2009, Spinefarm Records
Alternative Metal

Recensione di Stefano Risso - Pubblicata in data: 06/10/09

Se per qualche ragione doveste dimenticarvi il significato della parola “coinvolgente”, potreste spararvi nelle orecchie questo nuovo album dei Five Finger Death Punch e quasi certamente tornerete a ricordarvi tutto.

"War Is The Answer", nuovo album degli americani a due anni di distanza dal debutto “The Way Of The Fist”, è dannatamente coinvolgente, dinamico, una scarica di energia pronta a colpirvi senza mezzi termini. Lo stile della band sembra ancor più efficace a questa tornata, un groove metal, con qualche pennellata di sano thrash metal, dal taglio moderno e diretto, fatto di chitarroni che sembrano chiamare al pogo o all'headbanging più sfrenato. Non un disco unicamente votato alla violenza, anzi, in "War Is The Answer" troviamo molta melodia, elargita con sapienza e cura, in modo da unire al meglio i due aspetti della band.

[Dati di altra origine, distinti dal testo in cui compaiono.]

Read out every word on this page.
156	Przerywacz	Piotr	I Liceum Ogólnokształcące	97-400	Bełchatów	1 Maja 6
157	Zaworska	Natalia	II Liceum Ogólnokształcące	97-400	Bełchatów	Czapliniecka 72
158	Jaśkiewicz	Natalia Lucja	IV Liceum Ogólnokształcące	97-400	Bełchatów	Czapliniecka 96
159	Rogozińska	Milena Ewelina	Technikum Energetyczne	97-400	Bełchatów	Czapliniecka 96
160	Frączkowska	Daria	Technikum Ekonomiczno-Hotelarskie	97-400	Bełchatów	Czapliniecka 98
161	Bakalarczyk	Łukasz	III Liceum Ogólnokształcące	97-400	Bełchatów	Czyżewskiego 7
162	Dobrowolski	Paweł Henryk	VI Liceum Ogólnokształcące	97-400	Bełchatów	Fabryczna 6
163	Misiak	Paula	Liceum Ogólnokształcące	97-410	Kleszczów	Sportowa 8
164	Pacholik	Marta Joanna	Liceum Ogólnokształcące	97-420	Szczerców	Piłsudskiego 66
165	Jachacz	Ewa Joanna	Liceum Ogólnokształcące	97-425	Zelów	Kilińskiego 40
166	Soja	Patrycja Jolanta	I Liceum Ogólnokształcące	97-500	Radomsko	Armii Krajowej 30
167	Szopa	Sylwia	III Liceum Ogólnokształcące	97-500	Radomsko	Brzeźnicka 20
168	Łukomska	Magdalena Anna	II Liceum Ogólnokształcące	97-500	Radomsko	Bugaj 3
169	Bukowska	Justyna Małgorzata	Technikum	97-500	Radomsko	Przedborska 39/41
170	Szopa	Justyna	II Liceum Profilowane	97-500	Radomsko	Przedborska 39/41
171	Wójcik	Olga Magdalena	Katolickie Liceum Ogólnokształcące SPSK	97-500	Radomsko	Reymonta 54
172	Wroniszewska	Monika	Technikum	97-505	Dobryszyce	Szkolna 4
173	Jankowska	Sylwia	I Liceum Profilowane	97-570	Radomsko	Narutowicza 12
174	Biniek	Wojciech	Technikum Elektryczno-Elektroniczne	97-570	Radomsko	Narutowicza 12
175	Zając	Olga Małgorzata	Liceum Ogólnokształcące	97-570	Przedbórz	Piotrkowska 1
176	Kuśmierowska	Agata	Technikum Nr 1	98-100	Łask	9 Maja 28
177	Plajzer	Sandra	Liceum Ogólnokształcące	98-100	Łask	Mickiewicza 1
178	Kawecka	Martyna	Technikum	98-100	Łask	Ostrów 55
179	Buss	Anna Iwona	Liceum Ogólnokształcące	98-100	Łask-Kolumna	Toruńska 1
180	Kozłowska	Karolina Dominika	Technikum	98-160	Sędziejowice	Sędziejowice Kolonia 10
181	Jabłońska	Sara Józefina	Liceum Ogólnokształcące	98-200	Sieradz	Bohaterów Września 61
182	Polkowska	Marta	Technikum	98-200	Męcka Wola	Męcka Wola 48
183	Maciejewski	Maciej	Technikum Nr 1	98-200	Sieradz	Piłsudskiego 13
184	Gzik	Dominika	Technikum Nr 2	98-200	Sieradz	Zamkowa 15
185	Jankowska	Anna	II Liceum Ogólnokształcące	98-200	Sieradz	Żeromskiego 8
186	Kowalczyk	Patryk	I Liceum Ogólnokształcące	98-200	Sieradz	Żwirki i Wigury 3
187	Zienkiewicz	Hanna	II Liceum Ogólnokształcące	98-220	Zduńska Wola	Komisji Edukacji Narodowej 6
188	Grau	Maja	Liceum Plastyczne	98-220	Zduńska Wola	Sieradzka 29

Tutto condotto con mano più che sicura, sciorinando brani dalle strutture ordinarie ma non per questo scontate. Qui sta la bravura di Zoltan e compagni, di saper dare alla luce un disco dal flavour molto americano, che sicuramente spopolerà nella miriade delle radio rock dei States, che sappia “far male” quando necessario e addolcire l'andamento con aperture di buonissimo gusto, ritornelli che si piazzano in testa sin dal primo ascolto, trovandosi ad esempio a proprio agio nella riuscitissima ballata "Far From Home", malinconica al punto giusto. Una ricetta apparentemente semplice, ma che per dare i frutti necessita di capacità, personalità, talento, ottime idee, accortezza nel dosare le influenze e nel presentare pezzi dalla durata oculata per centrare l'obiettivo, senza incappare il rischio di annoiare.

Ebbene con questo "War Is The Answer" vi annoierete molto difficilmente, tante sono le canzoni indovinate e la facilità di ascolto di questi ragazzi. Sta a voi togliere i paraocchi e non fermarsi davanti a qualche ritornello più melodico del solito (come nel singolo “Hard To See”). Questa è buonissima musica.